5 Comments on Setting Boundaries on Burnout

  1. Quote:
    This is why I would propose, that in order to help protect both yourself and your client’s time investment (and sanity), that you not be afraid to just say a flat-out “No” to potential website projects.

    Any advice on how to do this tactfully? I get many requests for jobs that I’m just not interested in and have a hard time saying no because I’m just not sure how to tell them.

  2. Nathan Smith says:

    If you’re not interested in the job because there’s something lacking in the vision of what they want to do, then I would just explain that plainly to them. Just because you don’t say “yes” right away doesn’t make you a mean person. In fact, it is to their benefit that they have something interesting on their site when it is created.

    I would just tell them that while you want to help them, there is really just not enough to go on. Often times, if they are pretty sure about wanting to hire you (as opposed to just get a site done), they will provide you with more content. The problem I’ve run into is that I will tell a client that they need more content to go on, and they will promise to write it concurrently as the site is being worked on, only to have them never finish the content.

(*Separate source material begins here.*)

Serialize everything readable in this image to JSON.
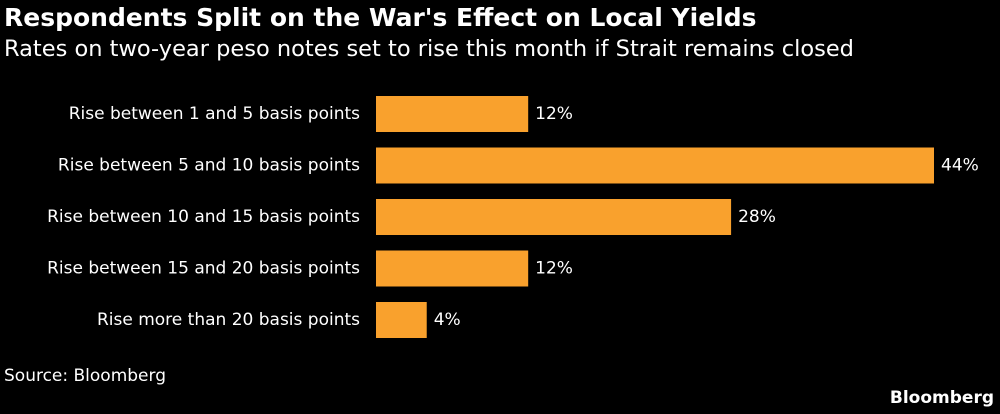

    If for some reason the project simply does not interest you, there’s nothing wrong with saying that either. For instance, I had someone contact me about doing 80 blog designs for a network of blogs. Without going into great detail, the premise of the email was to crank them out one after the other. I did my best to explain to the individual that what I try to focus on is quality and not quantity, and because of that it did not really appeal to me.

    This mass-production mentality didn’t really jive with me, something in my gut just told me it would too labor intensive for the amount of time I had to spend. Additionally, the timetable / budget seemed to be a bit stringent. I think in this case, it was the “get-rich-quick” mentality that was the primary motive, aka Blog = Money, without really considering the initial investment necessary to launch an entire network from nothing.

  3. Mike Rohde says:

    Nice article Nathan — a good reminder about why designers design things — to communicate. :-)

  4. Steve Clancy says:

    I agree with a lot of what you’re saying, because I have had some experience dealing with small clients who want to get on the web. I think in most cases though, these people always have content they can be posting – it’s just a matter of getting them to deliver it. With your church example, surely you could be posting Sunday bulletins and mass schedules on the site. You just need to get them to the point where they are willing to do this.

  5. Nathan Smith says:

    Steve, that’s true. I should clarify that not each and every church I’ve worked with are slow on delivering content. For the most part, it’s like you said – clients that want to get online are ready with their message. I just thought I would share some of my experiences (and my own mistakes), to help others avoid burnout.